Scientists in a breakthrough neurological study mapped the entire brain of an adult fruit fly.
According to ABC, FlyWire Consortium, a large international collaboration of scientists worked together in the milestone research that could provide insights into the brains of animals and humans too.
A study published in the Journal Nature detailed over 50 million connections between more than 139,000 neurons or brain nerve cells in insects.
The research aimed to decode the workings of the brain and how functions in a healthy brain work.
Sebastian Seung, co-head of the study, said, “You might be asking why we should care about the brain of a fruit fly. My simple answer is that if we can truly understand how any brain functions, it's bound to tell us something about all brains.”
Moreover, researchers mapped hemispheres, behavioural circuits, chemical connections, a full set of cell classes, and different types of neurons in less than one millimetre-wide brain of Drosophila melanogaster, or fruit fly.
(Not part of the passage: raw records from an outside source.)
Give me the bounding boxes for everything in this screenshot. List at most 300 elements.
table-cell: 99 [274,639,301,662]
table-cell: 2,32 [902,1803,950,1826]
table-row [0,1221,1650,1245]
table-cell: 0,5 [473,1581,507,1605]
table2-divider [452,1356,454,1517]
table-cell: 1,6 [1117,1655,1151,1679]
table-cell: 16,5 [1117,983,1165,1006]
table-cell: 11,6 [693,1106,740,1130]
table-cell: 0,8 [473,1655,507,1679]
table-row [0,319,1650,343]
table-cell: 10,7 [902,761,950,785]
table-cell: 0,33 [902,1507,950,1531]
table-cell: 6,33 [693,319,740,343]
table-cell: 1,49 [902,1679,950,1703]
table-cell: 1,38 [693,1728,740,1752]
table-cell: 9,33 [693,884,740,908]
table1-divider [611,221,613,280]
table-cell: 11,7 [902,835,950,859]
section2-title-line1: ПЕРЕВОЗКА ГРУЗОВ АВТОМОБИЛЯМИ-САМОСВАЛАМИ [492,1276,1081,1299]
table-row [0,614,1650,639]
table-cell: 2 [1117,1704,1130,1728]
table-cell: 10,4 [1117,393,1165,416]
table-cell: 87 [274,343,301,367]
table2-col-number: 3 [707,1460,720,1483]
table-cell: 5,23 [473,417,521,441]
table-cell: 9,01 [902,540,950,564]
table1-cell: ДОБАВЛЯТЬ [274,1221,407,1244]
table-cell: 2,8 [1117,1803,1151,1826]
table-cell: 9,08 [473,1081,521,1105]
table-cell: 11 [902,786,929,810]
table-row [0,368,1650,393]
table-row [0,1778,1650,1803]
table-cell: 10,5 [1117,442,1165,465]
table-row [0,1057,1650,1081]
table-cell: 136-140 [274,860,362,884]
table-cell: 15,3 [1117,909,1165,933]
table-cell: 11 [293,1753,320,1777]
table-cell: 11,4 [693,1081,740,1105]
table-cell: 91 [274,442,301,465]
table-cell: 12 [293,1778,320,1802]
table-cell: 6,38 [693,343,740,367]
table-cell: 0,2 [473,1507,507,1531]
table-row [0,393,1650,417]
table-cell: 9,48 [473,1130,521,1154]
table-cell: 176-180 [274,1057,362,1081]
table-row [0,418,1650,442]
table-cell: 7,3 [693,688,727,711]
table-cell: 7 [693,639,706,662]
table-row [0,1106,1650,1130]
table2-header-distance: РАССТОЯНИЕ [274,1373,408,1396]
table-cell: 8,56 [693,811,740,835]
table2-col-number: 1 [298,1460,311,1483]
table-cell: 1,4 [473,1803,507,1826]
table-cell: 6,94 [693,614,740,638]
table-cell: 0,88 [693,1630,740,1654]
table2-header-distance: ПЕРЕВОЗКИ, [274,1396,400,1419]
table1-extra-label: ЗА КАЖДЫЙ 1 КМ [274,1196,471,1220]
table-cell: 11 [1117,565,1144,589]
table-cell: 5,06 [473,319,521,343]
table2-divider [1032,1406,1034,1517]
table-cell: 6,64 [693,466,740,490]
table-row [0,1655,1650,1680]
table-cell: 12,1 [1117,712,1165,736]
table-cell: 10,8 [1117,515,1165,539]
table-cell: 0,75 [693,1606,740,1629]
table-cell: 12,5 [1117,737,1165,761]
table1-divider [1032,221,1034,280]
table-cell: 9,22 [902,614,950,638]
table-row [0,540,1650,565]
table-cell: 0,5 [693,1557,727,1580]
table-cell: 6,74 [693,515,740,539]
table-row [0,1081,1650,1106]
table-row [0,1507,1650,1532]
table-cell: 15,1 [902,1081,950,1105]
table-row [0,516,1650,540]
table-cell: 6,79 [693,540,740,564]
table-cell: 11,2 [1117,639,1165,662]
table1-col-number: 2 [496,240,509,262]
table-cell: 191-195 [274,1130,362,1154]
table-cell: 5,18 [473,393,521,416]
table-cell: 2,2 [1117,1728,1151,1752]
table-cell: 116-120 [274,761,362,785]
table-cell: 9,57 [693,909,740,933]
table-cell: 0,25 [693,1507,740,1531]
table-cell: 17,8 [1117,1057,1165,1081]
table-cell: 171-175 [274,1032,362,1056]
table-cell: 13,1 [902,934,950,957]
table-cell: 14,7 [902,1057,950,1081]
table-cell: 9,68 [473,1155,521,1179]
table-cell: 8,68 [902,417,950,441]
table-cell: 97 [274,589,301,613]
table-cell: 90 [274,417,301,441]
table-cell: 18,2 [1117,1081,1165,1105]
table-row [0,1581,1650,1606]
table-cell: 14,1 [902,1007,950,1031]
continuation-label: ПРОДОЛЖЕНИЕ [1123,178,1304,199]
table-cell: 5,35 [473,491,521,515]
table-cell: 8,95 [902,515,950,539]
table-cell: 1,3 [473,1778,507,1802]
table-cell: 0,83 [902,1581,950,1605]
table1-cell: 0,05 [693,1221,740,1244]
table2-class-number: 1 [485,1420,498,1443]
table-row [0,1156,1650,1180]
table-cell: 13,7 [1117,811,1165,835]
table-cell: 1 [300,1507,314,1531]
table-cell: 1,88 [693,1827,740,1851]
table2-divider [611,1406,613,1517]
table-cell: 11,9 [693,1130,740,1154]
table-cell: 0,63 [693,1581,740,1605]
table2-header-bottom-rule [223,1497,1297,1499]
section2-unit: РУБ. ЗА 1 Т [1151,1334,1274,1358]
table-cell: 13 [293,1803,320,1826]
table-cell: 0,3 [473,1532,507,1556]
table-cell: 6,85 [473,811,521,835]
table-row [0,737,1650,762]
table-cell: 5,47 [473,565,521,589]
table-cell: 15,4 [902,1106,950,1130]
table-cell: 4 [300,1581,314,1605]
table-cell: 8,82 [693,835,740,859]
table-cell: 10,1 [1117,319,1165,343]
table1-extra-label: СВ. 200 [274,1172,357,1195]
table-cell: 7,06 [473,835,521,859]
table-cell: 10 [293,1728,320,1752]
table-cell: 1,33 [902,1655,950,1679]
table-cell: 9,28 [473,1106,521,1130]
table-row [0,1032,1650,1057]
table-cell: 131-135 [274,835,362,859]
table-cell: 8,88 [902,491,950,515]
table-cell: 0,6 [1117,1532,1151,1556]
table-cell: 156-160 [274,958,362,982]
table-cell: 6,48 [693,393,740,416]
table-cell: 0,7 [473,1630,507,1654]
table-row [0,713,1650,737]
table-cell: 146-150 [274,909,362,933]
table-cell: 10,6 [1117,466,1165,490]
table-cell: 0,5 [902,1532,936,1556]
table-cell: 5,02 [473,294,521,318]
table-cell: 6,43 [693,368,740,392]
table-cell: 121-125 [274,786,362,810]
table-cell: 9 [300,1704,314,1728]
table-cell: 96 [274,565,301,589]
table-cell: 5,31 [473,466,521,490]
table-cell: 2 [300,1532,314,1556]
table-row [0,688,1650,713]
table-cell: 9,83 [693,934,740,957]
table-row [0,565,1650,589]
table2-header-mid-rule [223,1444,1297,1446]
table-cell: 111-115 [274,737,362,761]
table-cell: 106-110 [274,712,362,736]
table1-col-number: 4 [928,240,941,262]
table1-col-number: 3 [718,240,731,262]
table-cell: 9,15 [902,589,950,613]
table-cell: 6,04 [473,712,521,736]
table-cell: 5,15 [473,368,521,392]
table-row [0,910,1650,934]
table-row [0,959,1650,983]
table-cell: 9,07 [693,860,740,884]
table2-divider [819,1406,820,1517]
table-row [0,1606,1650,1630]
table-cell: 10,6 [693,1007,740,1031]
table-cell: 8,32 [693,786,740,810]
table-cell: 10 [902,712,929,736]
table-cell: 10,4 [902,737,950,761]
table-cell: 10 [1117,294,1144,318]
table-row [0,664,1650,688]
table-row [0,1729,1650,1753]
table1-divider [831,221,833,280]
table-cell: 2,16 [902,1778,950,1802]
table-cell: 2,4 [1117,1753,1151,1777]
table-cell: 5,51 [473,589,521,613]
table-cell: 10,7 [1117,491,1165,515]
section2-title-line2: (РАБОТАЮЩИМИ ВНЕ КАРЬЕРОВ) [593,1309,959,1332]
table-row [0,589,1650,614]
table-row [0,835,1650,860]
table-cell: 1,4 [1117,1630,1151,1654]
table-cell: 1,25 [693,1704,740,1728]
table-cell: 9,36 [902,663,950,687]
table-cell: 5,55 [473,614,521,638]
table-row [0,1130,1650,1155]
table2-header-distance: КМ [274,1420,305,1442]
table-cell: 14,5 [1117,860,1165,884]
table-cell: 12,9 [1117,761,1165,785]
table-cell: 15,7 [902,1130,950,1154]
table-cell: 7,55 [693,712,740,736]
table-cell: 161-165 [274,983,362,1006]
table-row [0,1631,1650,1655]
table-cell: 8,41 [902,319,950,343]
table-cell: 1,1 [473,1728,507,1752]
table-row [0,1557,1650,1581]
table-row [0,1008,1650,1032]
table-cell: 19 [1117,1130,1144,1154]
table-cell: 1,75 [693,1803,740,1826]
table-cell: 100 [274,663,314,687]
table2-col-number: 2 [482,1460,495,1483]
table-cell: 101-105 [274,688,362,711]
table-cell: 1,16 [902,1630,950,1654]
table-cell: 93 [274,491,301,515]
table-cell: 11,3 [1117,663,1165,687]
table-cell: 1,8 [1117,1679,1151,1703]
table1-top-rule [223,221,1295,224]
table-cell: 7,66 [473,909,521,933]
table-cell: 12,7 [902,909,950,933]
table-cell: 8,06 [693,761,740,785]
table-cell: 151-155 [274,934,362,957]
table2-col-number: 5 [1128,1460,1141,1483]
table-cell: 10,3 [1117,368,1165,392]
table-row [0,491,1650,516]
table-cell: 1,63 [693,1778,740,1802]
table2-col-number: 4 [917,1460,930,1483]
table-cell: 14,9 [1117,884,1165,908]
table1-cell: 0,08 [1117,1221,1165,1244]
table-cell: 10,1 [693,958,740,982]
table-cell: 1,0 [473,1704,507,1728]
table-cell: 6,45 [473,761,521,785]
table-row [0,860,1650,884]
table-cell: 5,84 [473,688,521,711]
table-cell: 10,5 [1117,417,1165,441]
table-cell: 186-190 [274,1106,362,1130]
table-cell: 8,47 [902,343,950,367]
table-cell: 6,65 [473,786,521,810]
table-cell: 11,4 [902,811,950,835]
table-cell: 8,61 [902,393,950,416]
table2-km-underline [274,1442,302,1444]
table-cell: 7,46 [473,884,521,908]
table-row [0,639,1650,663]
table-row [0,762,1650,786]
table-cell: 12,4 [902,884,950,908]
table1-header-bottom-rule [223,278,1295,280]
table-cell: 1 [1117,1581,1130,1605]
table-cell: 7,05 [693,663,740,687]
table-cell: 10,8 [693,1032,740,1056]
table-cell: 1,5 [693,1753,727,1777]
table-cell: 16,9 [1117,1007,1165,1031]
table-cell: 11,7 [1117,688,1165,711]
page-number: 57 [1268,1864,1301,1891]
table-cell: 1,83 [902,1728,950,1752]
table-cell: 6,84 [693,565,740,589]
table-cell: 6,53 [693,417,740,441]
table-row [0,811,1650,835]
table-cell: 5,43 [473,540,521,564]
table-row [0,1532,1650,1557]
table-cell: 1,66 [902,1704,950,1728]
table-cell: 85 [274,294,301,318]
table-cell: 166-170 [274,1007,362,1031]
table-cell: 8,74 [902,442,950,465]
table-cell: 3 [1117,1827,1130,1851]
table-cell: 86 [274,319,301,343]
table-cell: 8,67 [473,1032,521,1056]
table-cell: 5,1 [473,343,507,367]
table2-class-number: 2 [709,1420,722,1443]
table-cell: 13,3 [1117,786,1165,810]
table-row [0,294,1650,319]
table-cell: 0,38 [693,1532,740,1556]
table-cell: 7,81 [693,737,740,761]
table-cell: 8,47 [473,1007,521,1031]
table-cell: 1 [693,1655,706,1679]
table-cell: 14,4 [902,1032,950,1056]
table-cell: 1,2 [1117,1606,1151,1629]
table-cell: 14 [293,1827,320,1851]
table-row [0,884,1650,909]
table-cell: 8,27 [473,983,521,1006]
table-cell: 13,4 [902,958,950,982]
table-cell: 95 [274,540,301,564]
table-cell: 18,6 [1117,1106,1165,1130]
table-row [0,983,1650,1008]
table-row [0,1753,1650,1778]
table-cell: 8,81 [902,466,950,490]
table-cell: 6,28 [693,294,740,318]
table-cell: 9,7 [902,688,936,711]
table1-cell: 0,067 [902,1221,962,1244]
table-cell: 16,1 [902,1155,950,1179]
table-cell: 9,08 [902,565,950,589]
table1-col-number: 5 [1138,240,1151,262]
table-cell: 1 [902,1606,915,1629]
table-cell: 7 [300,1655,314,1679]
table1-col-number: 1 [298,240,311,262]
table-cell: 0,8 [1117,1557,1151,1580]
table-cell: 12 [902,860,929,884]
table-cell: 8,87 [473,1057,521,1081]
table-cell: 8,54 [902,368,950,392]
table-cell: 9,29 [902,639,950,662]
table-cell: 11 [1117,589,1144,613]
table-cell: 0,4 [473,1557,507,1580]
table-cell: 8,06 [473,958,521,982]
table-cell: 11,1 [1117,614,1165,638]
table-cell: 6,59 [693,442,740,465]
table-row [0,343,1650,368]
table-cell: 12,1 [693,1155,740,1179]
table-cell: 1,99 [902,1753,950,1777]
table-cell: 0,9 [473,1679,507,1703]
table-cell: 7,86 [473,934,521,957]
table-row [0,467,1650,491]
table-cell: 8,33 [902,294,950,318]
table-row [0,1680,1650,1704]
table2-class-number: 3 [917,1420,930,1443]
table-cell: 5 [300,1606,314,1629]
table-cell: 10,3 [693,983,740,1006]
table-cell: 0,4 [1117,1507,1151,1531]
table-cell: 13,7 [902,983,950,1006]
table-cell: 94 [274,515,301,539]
One of the authors of the study, Mala Murthy, explained, “One of the major questions we're addressing is how the wiring in the brain, its neurons and connections, can give rise to animal behaviour.”
The researcher noted, “Flies are an important model system for neurosciences. Their brains solve many of the same problems we do... They're capable of sophisticated behaviours like the execution of walking and flying, learning and memory behaviours, navigation, feeding, and even social interactions, which is a behaviour that we studied in my lab at Princeton.”
To note, the map prepared by the researchers provides a clear picture of the wiring diagram of the adult fruit fly brain, known as the connectome.